Giant Axonal Neuropathy (GAN) is an autosomal recessive neurodegenerative disease. In these patients, degeneration of motor neurons (MNs) leads to progressive paralysis and death by the third decade of life. GAN patients have mutations in the gene coding for gigaxonin, thought to be important for the proteasome- dependent degradation of several cytoskeletal proteins. Biopsies of GAN patients are characterized by the presence of accumulations of neurofilament proteins (NFs) in neurons and intermediate filaments (IFs) in a variety of other cell types, including astrocytes and Schwann cells. GAN knock-out mice do not have an overt neurological phenotype and do not develop giant axons as seen in the human disease;moreover, human MNs are not accessible to biopsy and subsequent culture. Therefore, I propose to generate a human model of this disease using induced pluripotent stem cells (iPSCs).
The first aim of my study will be to generate new tools to study GAN, including induced pluripotent stem cell- derived motor neurons (iPS-MNs) from GAN patients. To date I have generated at least one iPS line from each of four GAN patients. I also propose to generate reporter lines to identify MNs in live cultures and rescue lines to study the effects of a loss of gigaxonin on an isogenetic background. A rescue lentivirus will be utilized to determine if replacement of gigaxonin can reverse any GAN-related phenotypes, as a first proof of concept for gene therapy. GAN and control iPSCs will be differentiated into MNs and characterized for MN markers and activity. In the second aim, I will use these GAN iPS-MNs to examine biochemical, cell biological, and functional alterations in developing GAN iPS-MNs and their gigaxonin-dependence. I will investigate the mechanism(s) responsible for the elevated NF levels I observe, and any additional GAN-related phenotypes. As in GAN patients, I find that levels of IFs such as peripherin and NF-L are significantly elevated in GAN iPS-MN cultures. I have found two populations of peripherin expressing cells in GAN iPS-MN cultures;those that express peripherin similar to control MNs and those that express elevated levels. In addition, GAN iPS-MNs have a 5-fold incidence in the occurrence of peripherin positive perinuclear aggregates. I will continue this analysis and will assess for other function consequences from loss of gigaxonin, including morphological and survival changes, and the extent to which these phenotypes can be reversed by replacement of gigaxonin. Lastly, I will investigate the mechanism(s) behind the elevated peripherin levels I observe by immunoprecipitation of FLAG-tagged gigaxonin from human motor neurons to determine its key interacting partners. This project represents the first GAN model based on the study of human motor neurons and should inform our understanding the pathogenesis of GAN and other neurodegenerative diseases of the cytoskeleton.

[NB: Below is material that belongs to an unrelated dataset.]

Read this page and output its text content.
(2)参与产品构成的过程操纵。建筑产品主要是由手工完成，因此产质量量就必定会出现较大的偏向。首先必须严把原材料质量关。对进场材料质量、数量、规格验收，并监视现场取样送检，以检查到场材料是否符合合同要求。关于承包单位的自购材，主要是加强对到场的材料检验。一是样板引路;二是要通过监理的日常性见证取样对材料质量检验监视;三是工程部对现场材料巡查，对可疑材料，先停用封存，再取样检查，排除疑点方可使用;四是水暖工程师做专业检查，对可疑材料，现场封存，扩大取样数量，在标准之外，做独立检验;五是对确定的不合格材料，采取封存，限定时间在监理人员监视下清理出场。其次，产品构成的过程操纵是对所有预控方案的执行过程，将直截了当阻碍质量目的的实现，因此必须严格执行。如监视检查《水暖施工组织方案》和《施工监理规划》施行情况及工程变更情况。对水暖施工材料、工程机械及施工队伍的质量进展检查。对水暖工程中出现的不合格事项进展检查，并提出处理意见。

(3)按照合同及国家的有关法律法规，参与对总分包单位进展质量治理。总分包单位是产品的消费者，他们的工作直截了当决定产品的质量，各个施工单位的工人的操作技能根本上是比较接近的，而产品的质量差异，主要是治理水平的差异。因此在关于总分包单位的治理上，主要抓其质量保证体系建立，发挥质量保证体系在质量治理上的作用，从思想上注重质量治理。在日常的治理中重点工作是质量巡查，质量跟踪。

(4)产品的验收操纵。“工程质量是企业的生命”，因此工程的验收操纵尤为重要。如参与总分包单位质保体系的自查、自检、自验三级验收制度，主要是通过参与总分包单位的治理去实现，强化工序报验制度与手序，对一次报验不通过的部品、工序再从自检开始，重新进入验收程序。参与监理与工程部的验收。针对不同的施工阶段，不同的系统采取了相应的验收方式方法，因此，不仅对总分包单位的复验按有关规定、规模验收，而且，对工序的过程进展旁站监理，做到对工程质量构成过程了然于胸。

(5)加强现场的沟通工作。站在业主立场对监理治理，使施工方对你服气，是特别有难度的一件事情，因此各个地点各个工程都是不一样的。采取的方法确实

In the autosomal recessive disease Giant Axonal Neuropathy (GAN), degeneration of motor neurons (MNs) leads to progressive paralysis and death by the third decade of life. This disease is poorly understood and currently incurable. Because the mouse model does not phenocopy the human disease and human MNs are inaccessible to biopsy, I propose to generate a human model of this disease using induced pluripotent stem cells (iPSCs). This model will provide a platform to test for viral rescue on human MNs, which may provide the first proof of principle for the treatment of GAN using gene therapy.